Hoe ben je zelf in dit werkveld terechtgekomen?
Eigenlijk is dat vanuit mijn studies. Ik heb op de universiteit pedagogische wetenschappen gestudeerd. Van daaruit zoek je werk als pedagoog. En als pedagoog ben je vaak bezig met kinderen en jongeren. Zo ben ik op KIDS gestart als pedagoog.
En zo ben ik erna op de stoel van directeur beland. Ik heb altijd graag met jongeren gewerkt. Ik ben ook altijd bij de scouts geweest, en daar ben ik ook leider en groepsleider geweest.
Hoe ziet jouw dagplanning er gemiddeld uit?

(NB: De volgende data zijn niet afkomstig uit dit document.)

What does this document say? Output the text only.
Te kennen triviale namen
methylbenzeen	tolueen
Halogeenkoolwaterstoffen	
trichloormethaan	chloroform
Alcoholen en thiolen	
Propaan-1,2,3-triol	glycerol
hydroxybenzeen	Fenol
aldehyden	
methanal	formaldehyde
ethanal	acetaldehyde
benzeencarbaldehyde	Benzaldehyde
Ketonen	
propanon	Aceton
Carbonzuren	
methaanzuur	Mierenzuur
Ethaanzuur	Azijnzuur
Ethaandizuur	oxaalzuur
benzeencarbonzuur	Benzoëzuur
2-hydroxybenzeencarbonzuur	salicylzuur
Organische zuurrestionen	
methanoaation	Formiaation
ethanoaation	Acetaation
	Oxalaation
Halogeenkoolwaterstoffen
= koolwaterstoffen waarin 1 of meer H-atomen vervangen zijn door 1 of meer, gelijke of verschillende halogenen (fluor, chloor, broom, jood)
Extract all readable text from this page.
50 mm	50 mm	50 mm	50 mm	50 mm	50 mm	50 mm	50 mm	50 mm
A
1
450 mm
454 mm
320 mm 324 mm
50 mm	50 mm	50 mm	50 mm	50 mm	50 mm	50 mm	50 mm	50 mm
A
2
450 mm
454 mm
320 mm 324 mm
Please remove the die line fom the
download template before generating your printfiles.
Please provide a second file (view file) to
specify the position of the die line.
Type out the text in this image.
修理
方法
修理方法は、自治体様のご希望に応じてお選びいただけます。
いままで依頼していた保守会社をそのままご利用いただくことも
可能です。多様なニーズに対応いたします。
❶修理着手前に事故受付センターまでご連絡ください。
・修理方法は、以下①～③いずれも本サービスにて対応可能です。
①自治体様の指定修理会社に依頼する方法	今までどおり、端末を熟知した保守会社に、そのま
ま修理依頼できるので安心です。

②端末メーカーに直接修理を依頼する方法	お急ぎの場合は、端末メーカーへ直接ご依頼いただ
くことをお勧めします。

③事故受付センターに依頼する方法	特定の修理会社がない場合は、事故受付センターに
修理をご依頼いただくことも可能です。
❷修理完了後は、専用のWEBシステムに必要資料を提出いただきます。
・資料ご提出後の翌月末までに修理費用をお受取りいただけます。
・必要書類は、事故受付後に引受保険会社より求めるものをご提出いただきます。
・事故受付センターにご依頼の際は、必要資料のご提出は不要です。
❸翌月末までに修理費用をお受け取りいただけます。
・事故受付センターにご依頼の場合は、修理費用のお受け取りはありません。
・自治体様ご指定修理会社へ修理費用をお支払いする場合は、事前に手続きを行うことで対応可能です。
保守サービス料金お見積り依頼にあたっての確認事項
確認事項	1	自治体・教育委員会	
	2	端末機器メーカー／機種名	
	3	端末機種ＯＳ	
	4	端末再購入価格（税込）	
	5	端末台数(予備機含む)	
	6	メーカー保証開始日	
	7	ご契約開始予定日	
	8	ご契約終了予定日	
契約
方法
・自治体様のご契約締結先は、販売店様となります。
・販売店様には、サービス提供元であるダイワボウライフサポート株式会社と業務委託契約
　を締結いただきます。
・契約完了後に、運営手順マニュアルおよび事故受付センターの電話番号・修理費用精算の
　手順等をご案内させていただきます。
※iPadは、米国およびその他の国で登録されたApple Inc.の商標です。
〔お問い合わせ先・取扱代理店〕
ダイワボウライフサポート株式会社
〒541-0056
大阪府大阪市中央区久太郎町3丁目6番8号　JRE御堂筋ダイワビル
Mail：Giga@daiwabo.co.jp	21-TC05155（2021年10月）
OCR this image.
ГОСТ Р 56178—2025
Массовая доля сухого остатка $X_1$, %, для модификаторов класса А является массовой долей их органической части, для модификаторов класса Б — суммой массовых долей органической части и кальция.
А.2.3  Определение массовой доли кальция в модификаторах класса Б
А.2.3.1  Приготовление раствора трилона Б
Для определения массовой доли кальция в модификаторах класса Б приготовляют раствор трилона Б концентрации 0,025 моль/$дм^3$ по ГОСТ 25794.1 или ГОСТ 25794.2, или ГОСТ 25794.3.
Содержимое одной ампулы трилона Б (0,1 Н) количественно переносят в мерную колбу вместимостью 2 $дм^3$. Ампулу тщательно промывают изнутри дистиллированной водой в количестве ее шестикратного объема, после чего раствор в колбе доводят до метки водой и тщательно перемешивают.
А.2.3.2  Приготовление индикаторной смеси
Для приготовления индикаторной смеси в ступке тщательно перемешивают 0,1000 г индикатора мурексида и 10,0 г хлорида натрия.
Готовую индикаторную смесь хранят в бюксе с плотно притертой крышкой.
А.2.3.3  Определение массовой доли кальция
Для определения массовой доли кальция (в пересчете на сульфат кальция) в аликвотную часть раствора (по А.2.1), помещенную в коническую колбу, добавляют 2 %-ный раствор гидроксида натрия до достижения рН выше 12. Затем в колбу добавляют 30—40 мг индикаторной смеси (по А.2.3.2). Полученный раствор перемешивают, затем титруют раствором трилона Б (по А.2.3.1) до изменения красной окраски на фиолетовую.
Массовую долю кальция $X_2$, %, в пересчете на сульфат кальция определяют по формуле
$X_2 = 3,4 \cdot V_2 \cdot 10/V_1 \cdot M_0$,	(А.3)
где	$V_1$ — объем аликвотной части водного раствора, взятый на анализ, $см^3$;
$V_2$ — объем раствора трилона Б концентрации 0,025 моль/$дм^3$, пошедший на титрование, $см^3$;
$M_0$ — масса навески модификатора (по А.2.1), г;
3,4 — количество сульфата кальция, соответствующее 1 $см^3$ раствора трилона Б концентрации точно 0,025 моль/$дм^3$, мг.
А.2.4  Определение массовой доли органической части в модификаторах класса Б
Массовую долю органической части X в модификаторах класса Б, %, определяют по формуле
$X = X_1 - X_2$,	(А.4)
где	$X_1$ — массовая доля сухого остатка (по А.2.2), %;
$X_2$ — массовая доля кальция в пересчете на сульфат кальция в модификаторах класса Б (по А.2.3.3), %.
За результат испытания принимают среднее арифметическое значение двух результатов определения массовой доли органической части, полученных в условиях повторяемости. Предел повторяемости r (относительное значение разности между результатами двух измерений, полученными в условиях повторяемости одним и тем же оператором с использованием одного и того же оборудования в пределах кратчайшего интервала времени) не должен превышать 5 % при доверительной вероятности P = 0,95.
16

Als directeur moet je veel vergaderen. Heel vaak liggen er heel wat vergaderingen over leerlingen vast met collega’s, met collega-directeurs. Dus dat zijn zowat de vaste momenten in de week en daarbuiten zijn er heel wat onverwachte dingen doorheen de dag, dingen die gebeuren op school, dingen waarop je moet reageren, ouders die jou willen spreken, situaties rond leerlingen… Dus er is een stukje dat vaststaat en een stukje dat een beetje onvoorspelbaar is, maar dat maakt het ook heel plezant.
Wat zijn de meest positieve aspecten van je job?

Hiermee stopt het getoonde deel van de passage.